The possibility of another summit bid seemed scarce as a week of snow and high winds followed. To add to my deteriorating morale, I received word that high winds had destroyed the tents in Camp I. Remarkably, Camp I was rebuilt with new tents and most of the climbers retrieved the gear they had stashed in the tents.

On September 28, in snowy conditions, I joined the remaining members of the IMG team for our last chance at the summit. Leaving Camp III (24,800') at 3 a.m. on the night of September 30, carrying skis and using oxygen, I made a six-hour push to the summit. Conditions were calm and clear upon reaching the summit and after spending an hour resting and enjoying the outstanding views of the Himalaya, I decided to attempt the descent on skis. Standing there I watched the six others on the summit descend. With one last look over my shoulder toward Everest, I clicked my boots into the skis and started down the mountain. Rolling over the first headwall off of the summit plateau the conditions quickly improved to a chalky but firm sas- trugi. Exhausted from the effort of skiing at just under 27,000', I could only link seven or eight turns before collapsing into what felt like cardiac arrest. Skiing far to the skier’s right of the ascent path I bypassed Camp III and the Yellow Band on sun-crusted snow before skiing into Camp II, where I stopped using oxygen. An hour and a half had passed since I left the summit.

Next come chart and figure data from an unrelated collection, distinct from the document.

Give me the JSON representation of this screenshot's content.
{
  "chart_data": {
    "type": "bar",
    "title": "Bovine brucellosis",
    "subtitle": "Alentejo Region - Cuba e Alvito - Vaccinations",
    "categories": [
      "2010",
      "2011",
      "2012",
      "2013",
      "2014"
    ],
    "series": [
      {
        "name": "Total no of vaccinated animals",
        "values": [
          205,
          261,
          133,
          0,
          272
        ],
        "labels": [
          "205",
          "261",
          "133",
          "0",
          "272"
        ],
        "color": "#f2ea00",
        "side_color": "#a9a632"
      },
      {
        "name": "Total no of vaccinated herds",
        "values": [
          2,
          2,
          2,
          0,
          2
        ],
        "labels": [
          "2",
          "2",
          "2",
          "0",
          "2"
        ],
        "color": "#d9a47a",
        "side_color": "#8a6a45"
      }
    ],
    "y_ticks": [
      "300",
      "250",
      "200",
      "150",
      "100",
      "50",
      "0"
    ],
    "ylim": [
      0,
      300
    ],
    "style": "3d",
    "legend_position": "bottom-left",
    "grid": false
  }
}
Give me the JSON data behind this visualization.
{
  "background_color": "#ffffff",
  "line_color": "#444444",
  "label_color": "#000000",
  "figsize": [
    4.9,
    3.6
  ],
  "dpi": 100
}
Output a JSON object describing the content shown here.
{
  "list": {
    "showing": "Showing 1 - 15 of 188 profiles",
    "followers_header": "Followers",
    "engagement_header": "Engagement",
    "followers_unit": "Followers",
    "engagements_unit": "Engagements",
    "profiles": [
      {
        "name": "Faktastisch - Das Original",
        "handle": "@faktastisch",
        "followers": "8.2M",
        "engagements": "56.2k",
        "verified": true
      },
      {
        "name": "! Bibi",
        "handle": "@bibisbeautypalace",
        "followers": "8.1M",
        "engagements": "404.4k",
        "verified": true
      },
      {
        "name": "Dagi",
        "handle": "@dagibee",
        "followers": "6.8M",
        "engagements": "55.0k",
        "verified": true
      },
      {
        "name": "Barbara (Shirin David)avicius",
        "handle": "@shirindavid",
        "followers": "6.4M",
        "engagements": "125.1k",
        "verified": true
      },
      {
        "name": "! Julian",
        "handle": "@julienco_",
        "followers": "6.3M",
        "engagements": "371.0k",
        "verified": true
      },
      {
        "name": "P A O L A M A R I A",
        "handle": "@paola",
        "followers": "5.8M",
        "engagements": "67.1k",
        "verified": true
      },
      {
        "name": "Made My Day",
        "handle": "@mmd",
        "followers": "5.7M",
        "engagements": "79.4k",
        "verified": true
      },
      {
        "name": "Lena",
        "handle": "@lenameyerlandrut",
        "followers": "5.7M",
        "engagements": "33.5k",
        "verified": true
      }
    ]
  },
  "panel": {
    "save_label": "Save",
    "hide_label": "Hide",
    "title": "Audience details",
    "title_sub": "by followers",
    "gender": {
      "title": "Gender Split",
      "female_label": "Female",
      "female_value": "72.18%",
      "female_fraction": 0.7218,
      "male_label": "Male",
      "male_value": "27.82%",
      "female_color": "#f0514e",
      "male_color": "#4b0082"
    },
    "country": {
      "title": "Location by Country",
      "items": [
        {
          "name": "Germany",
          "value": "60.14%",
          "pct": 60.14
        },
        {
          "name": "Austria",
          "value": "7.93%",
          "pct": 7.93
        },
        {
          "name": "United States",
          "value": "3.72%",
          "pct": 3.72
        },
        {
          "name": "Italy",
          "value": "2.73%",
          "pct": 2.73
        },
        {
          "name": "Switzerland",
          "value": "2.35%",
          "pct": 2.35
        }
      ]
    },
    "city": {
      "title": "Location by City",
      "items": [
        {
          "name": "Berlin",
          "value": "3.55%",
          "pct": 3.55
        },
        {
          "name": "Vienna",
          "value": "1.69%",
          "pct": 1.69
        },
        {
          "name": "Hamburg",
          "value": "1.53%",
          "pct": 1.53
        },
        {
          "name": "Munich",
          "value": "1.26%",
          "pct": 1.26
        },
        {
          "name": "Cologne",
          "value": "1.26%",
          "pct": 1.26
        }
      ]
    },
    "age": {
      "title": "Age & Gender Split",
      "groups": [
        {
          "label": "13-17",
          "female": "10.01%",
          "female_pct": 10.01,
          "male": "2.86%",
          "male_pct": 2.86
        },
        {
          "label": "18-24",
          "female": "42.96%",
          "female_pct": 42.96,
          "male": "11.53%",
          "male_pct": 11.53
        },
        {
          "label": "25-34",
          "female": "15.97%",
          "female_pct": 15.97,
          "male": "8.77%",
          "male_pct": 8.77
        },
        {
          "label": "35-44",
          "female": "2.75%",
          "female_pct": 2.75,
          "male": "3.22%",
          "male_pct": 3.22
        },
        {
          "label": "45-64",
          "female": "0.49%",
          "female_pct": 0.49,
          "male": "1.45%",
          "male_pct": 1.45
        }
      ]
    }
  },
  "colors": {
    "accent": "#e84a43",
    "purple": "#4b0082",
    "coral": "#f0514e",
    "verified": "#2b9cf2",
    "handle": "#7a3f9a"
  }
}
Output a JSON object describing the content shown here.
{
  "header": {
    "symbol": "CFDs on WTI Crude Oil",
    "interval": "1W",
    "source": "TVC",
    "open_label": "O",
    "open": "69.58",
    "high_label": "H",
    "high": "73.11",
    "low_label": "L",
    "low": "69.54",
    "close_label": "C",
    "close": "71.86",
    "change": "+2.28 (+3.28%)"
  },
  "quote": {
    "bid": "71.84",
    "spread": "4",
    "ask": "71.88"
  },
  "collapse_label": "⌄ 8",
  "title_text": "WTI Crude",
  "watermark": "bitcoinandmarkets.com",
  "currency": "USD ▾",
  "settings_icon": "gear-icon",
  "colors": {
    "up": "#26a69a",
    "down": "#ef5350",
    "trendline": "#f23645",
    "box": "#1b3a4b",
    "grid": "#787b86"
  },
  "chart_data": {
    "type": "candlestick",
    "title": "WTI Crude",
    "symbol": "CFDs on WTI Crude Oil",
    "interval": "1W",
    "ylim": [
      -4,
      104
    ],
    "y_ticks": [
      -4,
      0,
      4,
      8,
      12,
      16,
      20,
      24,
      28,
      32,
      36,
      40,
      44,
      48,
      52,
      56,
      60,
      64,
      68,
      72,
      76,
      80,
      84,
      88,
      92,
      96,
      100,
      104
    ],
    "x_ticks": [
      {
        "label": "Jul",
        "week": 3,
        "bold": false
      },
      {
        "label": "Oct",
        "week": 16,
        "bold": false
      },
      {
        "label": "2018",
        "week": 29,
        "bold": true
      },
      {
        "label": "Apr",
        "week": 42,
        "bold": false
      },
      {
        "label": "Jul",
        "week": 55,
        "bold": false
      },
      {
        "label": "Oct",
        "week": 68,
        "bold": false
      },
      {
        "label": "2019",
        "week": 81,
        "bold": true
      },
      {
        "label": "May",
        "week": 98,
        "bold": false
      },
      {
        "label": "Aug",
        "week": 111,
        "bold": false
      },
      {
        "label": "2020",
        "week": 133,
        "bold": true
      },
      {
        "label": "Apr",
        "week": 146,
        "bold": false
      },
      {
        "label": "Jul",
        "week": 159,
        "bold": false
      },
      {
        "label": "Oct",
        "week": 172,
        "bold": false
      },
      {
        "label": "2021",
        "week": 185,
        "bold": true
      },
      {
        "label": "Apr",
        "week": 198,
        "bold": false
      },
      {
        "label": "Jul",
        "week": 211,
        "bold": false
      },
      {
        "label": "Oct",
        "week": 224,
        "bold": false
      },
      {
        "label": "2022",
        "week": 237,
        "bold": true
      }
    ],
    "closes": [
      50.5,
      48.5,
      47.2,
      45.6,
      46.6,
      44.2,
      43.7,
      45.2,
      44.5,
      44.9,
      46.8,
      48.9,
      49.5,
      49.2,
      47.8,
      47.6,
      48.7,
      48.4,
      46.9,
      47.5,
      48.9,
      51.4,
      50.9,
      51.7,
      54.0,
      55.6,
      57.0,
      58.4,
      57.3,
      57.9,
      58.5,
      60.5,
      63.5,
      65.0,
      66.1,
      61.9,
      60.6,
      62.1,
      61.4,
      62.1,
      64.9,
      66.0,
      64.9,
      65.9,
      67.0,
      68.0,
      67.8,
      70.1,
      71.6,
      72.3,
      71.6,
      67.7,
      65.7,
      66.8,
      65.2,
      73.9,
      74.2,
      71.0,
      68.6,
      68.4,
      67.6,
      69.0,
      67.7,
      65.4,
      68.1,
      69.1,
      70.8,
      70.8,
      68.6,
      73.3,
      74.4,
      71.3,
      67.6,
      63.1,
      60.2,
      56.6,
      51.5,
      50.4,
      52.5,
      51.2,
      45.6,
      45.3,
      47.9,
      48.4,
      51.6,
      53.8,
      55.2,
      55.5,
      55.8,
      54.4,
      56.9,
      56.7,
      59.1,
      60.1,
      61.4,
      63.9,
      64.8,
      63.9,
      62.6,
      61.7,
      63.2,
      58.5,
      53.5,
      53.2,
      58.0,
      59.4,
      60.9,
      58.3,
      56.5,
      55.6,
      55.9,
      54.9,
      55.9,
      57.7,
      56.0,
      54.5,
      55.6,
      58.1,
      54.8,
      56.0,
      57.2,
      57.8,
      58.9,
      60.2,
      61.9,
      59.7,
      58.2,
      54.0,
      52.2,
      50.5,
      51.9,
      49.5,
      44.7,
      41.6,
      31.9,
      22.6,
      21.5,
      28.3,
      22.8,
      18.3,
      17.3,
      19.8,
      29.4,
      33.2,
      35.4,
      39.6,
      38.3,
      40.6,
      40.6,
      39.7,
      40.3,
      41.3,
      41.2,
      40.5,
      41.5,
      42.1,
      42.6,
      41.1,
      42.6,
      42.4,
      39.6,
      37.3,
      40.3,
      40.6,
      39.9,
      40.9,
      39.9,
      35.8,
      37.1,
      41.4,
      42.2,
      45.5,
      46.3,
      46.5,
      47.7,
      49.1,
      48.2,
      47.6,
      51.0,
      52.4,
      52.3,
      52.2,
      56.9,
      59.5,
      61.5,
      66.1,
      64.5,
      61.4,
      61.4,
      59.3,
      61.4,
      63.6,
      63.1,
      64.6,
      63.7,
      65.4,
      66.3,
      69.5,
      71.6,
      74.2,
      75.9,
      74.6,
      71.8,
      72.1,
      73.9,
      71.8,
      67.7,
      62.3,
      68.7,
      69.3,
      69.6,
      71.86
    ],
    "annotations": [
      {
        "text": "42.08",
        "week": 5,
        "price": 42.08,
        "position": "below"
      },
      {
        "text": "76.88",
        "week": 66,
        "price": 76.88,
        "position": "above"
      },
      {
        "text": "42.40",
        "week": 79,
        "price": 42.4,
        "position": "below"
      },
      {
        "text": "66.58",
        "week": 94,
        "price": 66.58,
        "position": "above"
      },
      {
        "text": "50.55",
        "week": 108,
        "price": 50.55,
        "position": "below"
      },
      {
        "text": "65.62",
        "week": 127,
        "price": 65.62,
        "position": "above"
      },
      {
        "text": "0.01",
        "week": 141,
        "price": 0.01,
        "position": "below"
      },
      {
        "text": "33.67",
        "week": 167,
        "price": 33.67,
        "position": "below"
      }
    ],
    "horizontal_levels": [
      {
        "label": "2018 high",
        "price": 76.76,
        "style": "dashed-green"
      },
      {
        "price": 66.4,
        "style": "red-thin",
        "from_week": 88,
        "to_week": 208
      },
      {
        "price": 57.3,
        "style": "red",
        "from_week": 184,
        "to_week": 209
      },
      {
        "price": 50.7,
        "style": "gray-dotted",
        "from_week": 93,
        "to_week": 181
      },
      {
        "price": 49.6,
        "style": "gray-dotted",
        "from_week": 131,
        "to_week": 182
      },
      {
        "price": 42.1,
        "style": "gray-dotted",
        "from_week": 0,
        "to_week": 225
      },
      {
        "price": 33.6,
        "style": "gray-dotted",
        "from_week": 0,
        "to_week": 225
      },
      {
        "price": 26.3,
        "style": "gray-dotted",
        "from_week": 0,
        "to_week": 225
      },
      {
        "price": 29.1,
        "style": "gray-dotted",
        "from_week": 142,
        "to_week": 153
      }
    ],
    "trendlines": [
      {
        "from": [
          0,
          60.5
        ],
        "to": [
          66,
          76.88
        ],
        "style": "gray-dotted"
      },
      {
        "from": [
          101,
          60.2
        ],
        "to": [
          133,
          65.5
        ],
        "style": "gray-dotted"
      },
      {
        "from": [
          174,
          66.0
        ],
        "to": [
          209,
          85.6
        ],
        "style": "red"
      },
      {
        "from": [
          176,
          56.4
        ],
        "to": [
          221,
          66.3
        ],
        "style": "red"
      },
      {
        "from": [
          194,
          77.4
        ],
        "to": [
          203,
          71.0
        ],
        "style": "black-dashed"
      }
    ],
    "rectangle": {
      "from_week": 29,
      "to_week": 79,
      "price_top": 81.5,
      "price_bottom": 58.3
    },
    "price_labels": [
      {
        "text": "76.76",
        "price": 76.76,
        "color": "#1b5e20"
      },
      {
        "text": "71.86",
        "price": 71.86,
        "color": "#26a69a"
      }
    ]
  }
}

After resting a few hours in Camp II, I skied the best six to eight inches of Himalayan powder, was forced to rappel once over the ice cliff directly above Camp I, and finished the skiing on a great 300m section of refrozen corn before sliding into Camp I. It took an hour to ski from Camp II. A little after 7 p.m. that evening I walked into ABC tired and amazed it all came together. Twenty-four years after Jaeger and Afanassieff’s descent, K2, Kangchenjunga, Dhaulagiri, Lhotse, and Manaslu still await significant descents off their faces.